Segmental performance…
  FY06 FY07
Core Software
Revenue contribution 32,966 43,870
% of revenues 75.1% 72.7%
EBITDA Margins 22.8% 22.7%
EBIT Margins 19.6% 19.3%
Infrastructure Services
Revenue contribution 5,038 8,481
% of revenues 11.5% 14.1%
EBITDA Margins 15.4% 17.3%
EBIT Margins 8.4% 11.7%
BPO Services
Revenue contribution 5,878 7,985
% of revenues 13.4% 13.2%
EBITDA Margins 24.2% 24.6%
EBIT Margins 16.1% 17.3%

Other income aids bottomline: HCL Tech’s bottomline expanded by 75% YoY during FY07, which was mainly driven by a 644% YoY rise in other income, constituted by foreign exchange gains. This also helped the PAT margins to expand by almost 5% over FY06. As a result of higher other income, the effective tax rates also increased from 7.5% in FY06 to 10% in FY07.

Performance in the recent past…
  2QFY06 3QFY06 4QFY06 1QFY07 2QFY07 3QFY07 4QFY07
Sales (QoQ growth, %) 8.6 6.4 11.7 10.0 6.2 7.6 2.2
Operating margins (%) 22.5 22.3 22.5 21.7 22.1 23.3 21.6
Profits (QoQ growth, %) 8.2 6.5 20.8 7.4 6.4 15.9 46.7
Employees (Nos.) 28,182 29,948 32,626 36,452 38,317 40,149 42,017

What to expect?
At the current price of Rs 324, the stock is trading at a multiple of 13.6 times our estimated FY09 earnings.

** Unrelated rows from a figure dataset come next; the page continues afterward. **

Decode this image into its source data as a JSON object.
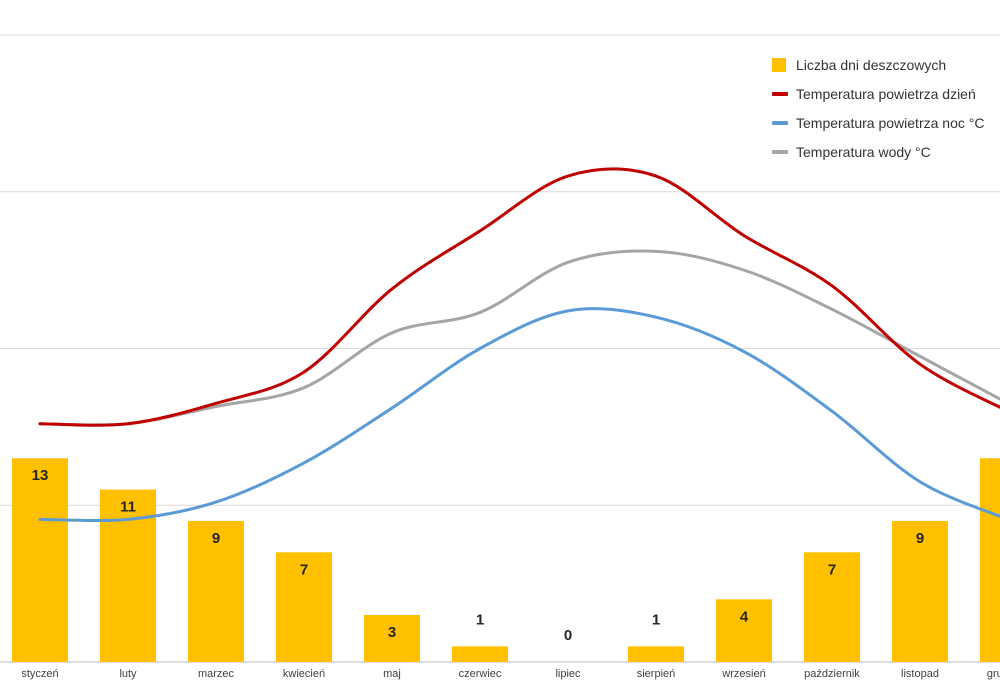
{
  "chart_data": {
    "type": "bar",
    "categories": [
      "styczeń",
      "luty",
      "marzec",
      "kwiecień",
      "maj",
      "czerwiec",
      "lipiec",
      "sierpień",
      "wrzesień",
      "październik",
      "listopad",
      "grudzień"
    ],
    "series": [
      {
        "name": "Liczba dni deszczowych",
        "type": "bar",
        "color": "#FFC000",
        "values": [
          13,
          11,
          9,
          7,
          3,
          1,
          0,
          1,
          4,
          7,
          9,
          13
        ],
        "labels": [
          "13",
          "11",
          "9",
          "7",
          "3",
          "1",
          "0",
          "1",
          "4",
          "7",
          "9",
          "13"
        ]
      },
      {
        "name": "Temperatura powietrza dzień",
        "type": "line",
        "color": "#C00000",
        "values": [
          15.2,
          15.2,
          16.5,
          18.5,
          23.8,
          27.5,
          31.0,
          31.0,
          27.2,
          24.0,
          19.0,
          16.0
        ]
      },
      {
        "name": "Temperatura powietrza noc °C",
        "type": "line",
        "color": "#5B9BD5",
        "values": [
          9.1,
          9.1,
          10.2,
          12.7,
          16.2,
          20.0,
          22.4,
          22.0,
          19.8,
          16.0,
          11.5,
          9.1
        ]
      },
      {
        "name": "Temperatura wody °C",
        "type": "line",
        "color": "#A5A5A5",
        "values": [
          15.2,
          15.2,
          16.3,
          17.5,
          21.0,
          22.3,
          25.5,
          26.2,
          25.0,
          22.5,
          19.5,
          16.5
        ]
      }
    ],
    "ylim": [
      0,
      40
    ],
    "grid": true,
    "legend": "top-right"
  }
}
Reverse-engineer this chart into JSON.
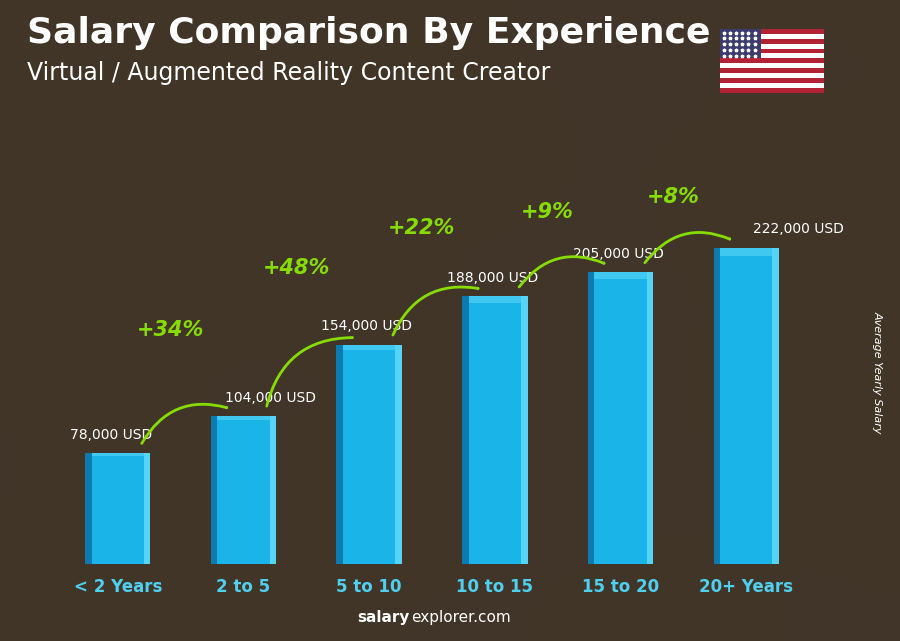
{
  "categories": [
    "< 2 Years",
    "2 to 5",
    "5 to 10",
    "10 to 15",
    "15 to 20",
    "20+ Years"
  ],
  "values": [
    78000,
    104000,
    154000,
    188000,
    205000,
    222000
  ],
  "value_labels": [
    "78,000 USD",
    "104,000 USD",
    "154,000 USD",
    "188,000 USD",
    "205,000 USD",
    "222,000 USD"
  ],
  "pct_labels": [
    "+34%",
    "+48%",
    "+22%",
    "+9%",
    "+8%"
  ],
  "bar_color_main": "#1ab4e8",
  "bar_color_left": "#0d7ab0",
  "bar_color_right": "#55d4f8",
  "bar_color_top": "#40c8f0",
  "title": "Salary Comparison By Experience",
  "subtitle": "Virtual / Augmented Reality Content Creator",
  "ylabel": "Average Yearly Salary",
  "source_bold": "salary",
  "source_normal": "explorer.com",
  "bg_color": "#3a3a3a",
  "text_color_white": "#ffffff",
  "text_color_green": "#88dd00",
  "title_fontsize": 26,
  "subtitle_fontsize": 17,
  "label_fontsize": 10,
  "pct_fontsize": 15,
  "cat_fontsize": 12,
  "ylim": [
    0,
    270000
  ],
  "figsize": [
    9.0,
    6.41
  ]
}
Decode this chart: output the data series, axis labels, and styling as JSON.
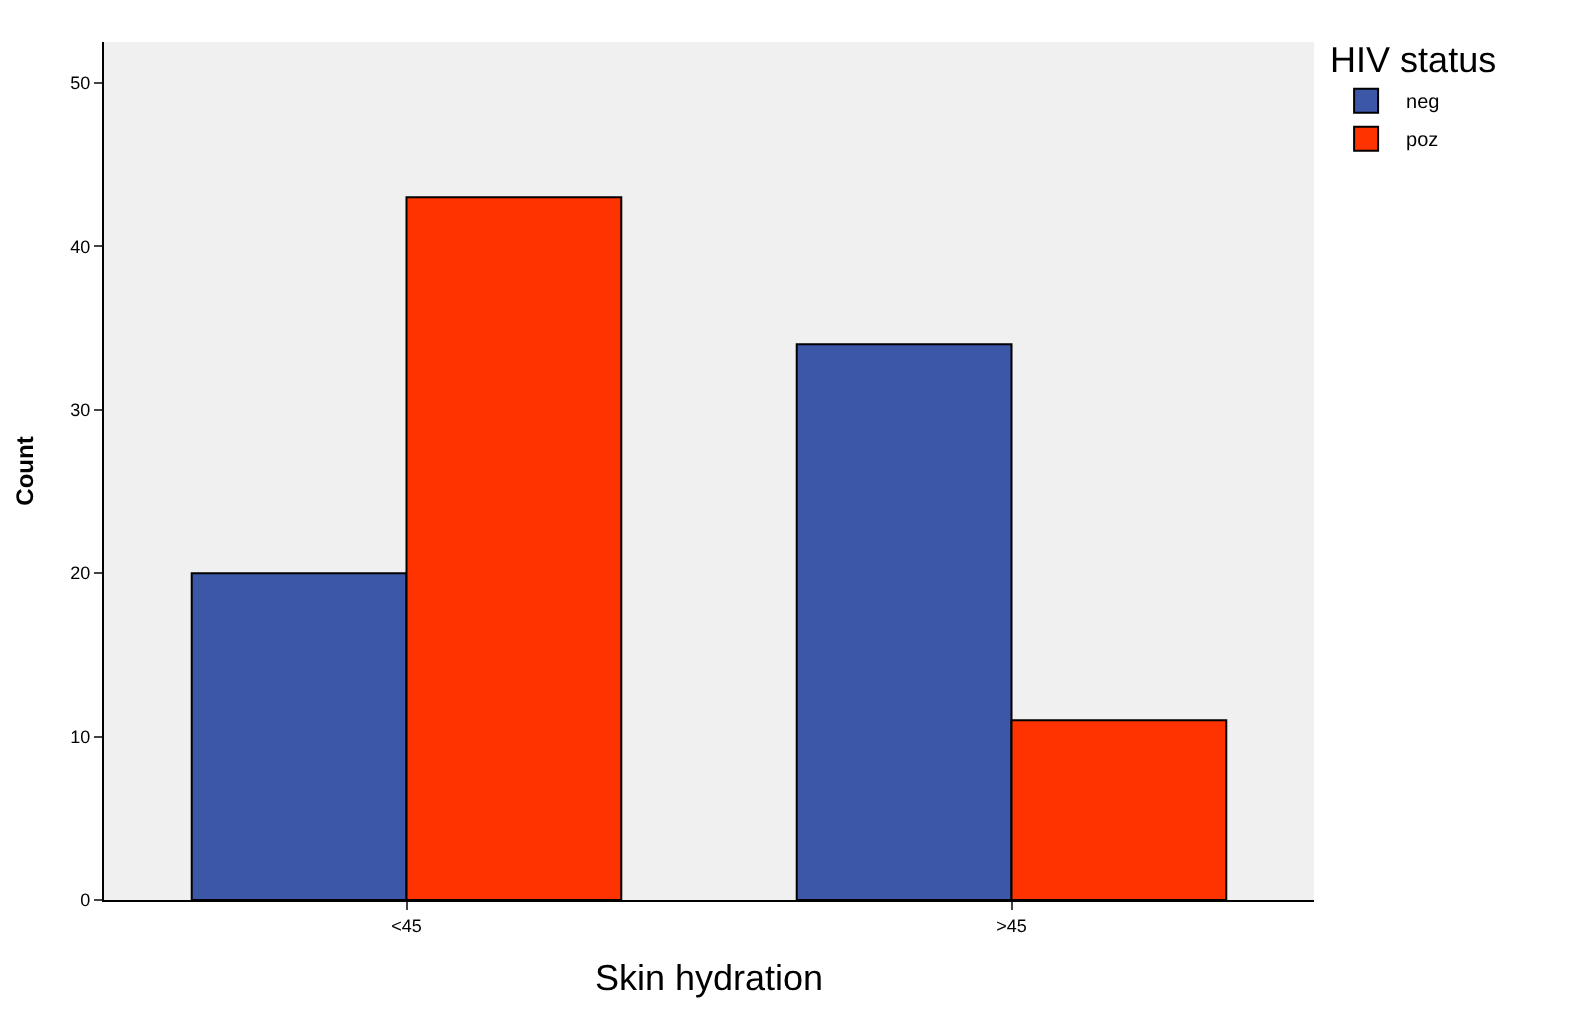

HCL Tech has announced seven new multi-service deals, which are expected to boost revenue growth going forward. However, the risks with respect to its sustainable performance remain, as has been the case in the past. High attrition rates and rupee appreciation are our key concerns with respect to the company. We shall soon update our research report on the company.